Thursday, February 01, 2007
NAIROBI (Reuters) - Top Islamist leader Sheikh Sharif Ahmed -- seen by many as a key to reconciliation in post-war Somalia -- has left the custody of Kenyan intelligence and was reported by a Web site to be heading to Yemen.
"It's true that I'm heading to Yemen," he was quoted as saying on the Web site of the London-based ONKOD news agency run by a Somali journalist.
Contacted by Reuters at an undisclosed location in Nairobi, Sharif said he was in good health but declined to confirm his future plans. "I am 100 percent fine," he told Reuters.
"But there are no questions I can answer at this time."

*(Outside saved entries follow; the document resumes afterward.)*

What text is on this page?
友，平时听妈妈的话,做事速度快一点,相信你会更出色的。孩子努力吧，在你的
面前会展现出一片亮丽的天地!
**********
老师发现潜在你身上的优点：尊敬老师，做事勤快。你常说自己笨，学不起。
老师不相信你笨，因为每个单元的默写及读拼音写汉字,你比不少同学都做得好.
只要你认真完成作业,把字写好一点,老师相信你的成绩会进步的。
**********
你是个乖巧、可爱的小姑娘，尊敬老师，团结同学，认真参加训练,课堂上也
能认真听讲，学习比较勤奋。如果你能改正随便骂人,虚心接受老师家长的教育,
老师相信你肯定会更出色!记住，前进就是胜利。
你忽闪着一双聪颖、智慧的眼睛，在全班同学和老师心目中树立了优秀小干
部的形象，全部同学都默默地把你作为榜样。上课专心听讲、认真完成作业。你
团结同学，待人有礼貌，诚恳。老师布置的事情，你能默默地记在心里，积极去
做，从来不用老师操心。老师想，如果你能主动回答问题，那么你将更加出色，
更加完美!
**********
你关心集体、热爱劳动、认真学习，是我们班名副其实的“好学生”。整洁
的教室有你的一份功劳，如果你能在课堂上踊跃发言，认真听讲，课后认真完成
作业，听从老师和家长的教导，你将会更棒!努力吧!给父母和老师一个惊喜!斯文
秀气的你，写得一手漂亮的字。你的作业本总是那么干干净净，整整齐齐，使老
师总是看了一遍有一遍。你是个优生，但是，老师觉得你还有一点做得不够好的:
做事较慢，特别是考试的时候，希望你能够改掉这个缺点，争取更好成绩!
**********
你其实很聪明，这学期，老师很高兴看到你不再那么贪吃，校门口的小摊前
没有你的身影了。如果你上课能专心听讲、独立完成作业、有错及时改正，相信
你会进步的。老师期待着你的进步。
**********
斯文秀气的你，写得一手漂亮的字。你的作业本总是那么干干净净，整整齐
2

Several Islamist leaders have taken refuge in Yemen since their movement's defeat over the New Year in an offensive by Somali government forces backed by the Ethiopian military.
Sharif, widely perceived as a moderate compared to other senior Islamists, was one of the two main leaders of the movement that took Mogadishu in June and ruled a swathe of south Somalia until the end of the year.
Sharif surrendered to Kenyan authorities on the border with Somalia about 10 days ago. Since then, he has met with the U.S. ambassador to Kenya, Michael Ranneberger.
Washington views him as a potential player in possible reconciliation between the interim government and the Islamists.